Los derechos de pesca, que deben ser pagados por los armadores, pueden alcanzar casi seis toneladas por año. Además, el acuerdo ayuda en el control de la pesca y en la lucha contra la pesca ilegal y no reglamentada. Entre las disposiciones del tratado se incluyen normas de vigilancia de embarcaciones.
La eurodiputada holandesa y ponente sombra Anja Hazekamp (PvdD) criticó el convenio y lo calificó de “acuerdo depredador”. “Casi todas las especies pesqueras en la región ya están siendo explotadas al máximo o sobreexplotadas. La cantidad de peces en las aguas de Cabo Verde ha disminuido notablemente en las últimas décadas debido a la sobrepesca. Este tipo de acuerdos son una idea muy poco acertada.”
Hazekamp afirmó: “Mientras la población indígena caboverdiana pesca con botes de tres a ocho metros, la UE envía grandes barcos industriales que capturan millones de kilos de pescado y agotan las aguas de África Occidental.” Según la eurodiputada holandesa, además se persiguen varias especies vulnerables de tiburones y atunes.

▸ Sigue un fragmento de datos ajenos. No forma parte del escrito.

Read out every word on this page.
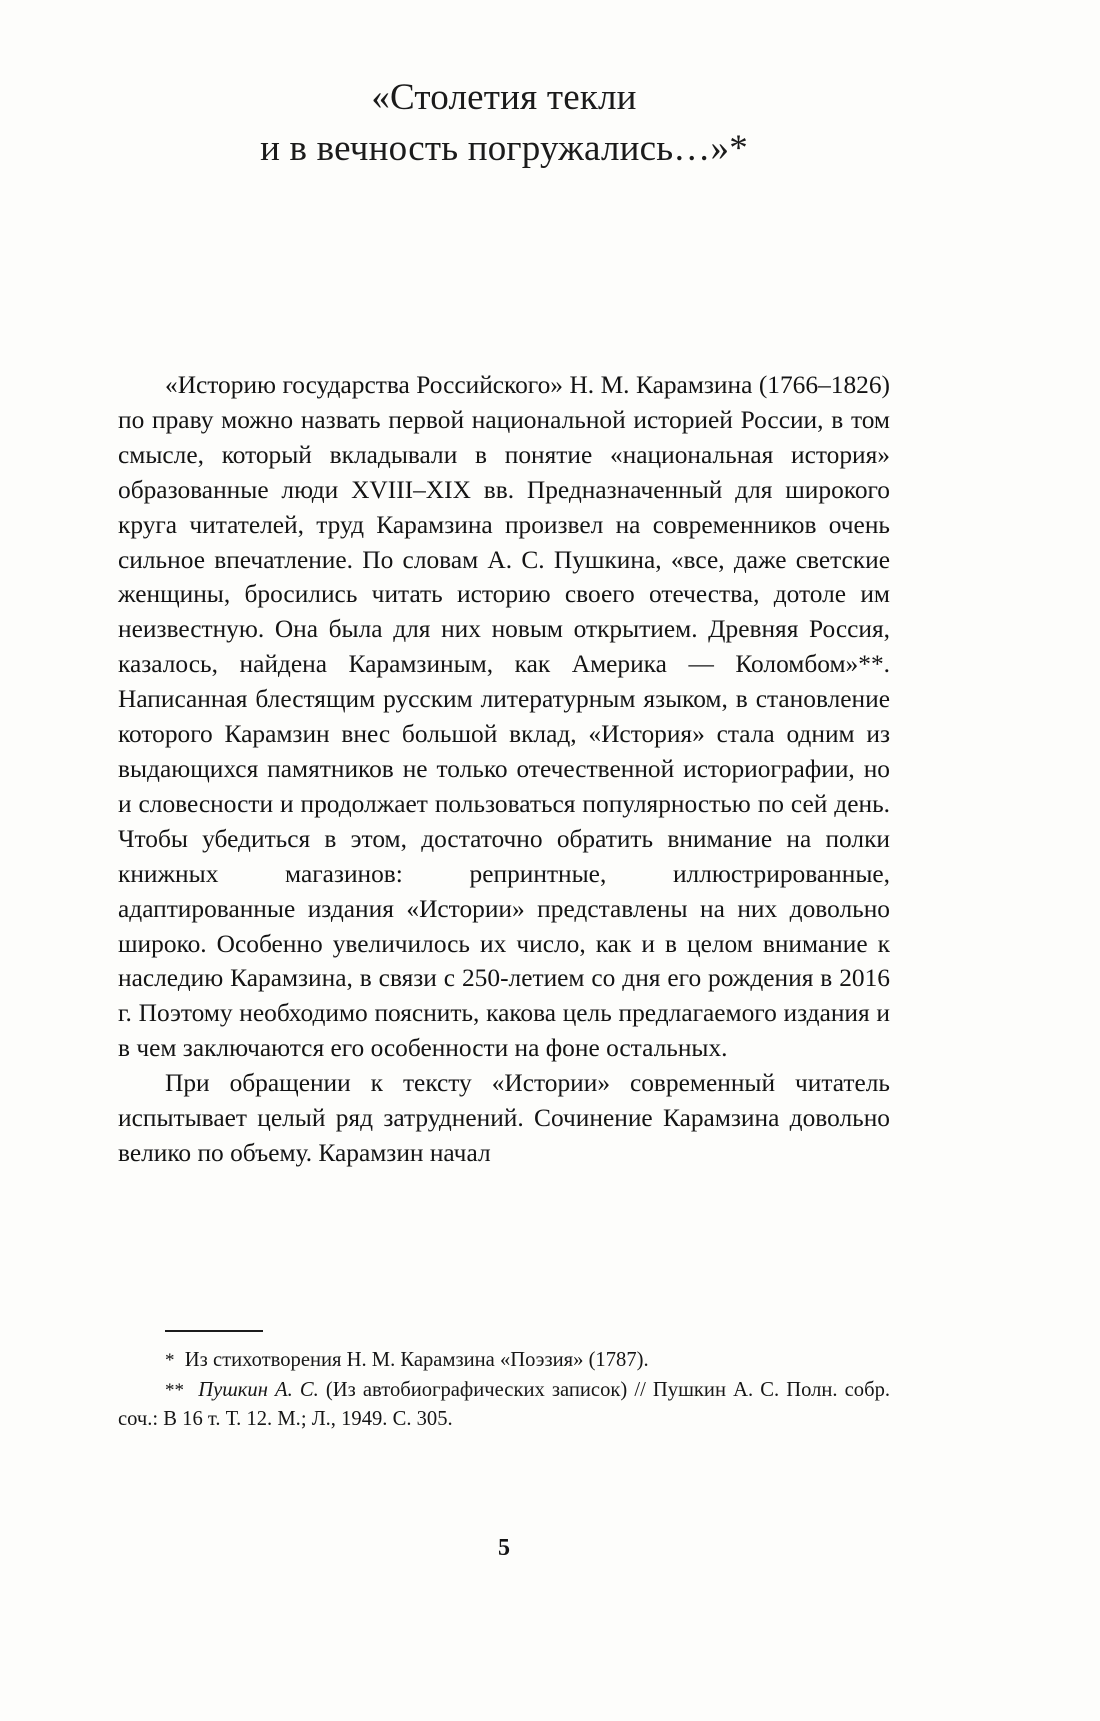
«Столетия текли
и в вечность погружались…»*

«Историю государства Российского» Н. М. Карамзина (1766–1826) по праву можно назвать первой национальной историей России, в том смысле, который вкладывали в понятие «национальная история» образованные люди XVIII–XIX вв. Предназначенный для широкого круга читателей, труд Карамзина произвел на современников очень сильное впечатление. По словам А. С. Пушкина, «все, даже светские женщины, бросились читать историю своего отечества, дотоле им неизвестную. Она была для них новым открытием. Древняя Россия, казалось, найдена Карамзиным, как Америка — Коломбом»**. Написанная блестящим русским литературным языком, в становление которого Карамзин внес большой вклад, «История» стала одним из выдающихся памятников не только отечественной историографии, но и словесности и продолжает пользоваться популярностью по сей день. Чтобы убедиться в этом, достаточно обратить внимание на полки книжных магазинов: репринтные, иллюстрированные, адаптированные издания «Истории» представлены на них довольно широко. Особенно увеличилось их число, как и в целом внимание к наследию Карамзина, в связи с 250-летием со дня его рождения в 2016 г. Поэтому необходимо пояснить, какова цель предлагаемого издания и в чем заключаются его особенности на фоне остальных.

При обращении к тексту «Истории» современный читатель испытывает целый ряд затруднений. Сочинение Карамзина довольно велико по объему. Карамзин начал

* Из стихотворения Н. М. Карамзина «Поэзия» (1787).

** Пушкин А. С. (Из автобиографических записок) // Пушкин А. С. Полн. собр. соч.: В 16 т. Т. 12. М.; Л., 1949. С. 305.

5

Cabo Verde es un archipiélago situado frente a la costa oeste de África. A mediados de los años setenta, el país se independizó de Portugal. Parte de la población caboverdiana vive de la pesca. El primer acuerdo con la UE data de 1990. El acuerdo prorrogado el martes forma parte de una red de tratados de la UE con países costeros de África Occidental como Marruecos, Mauritania y Guinea-Bisáu.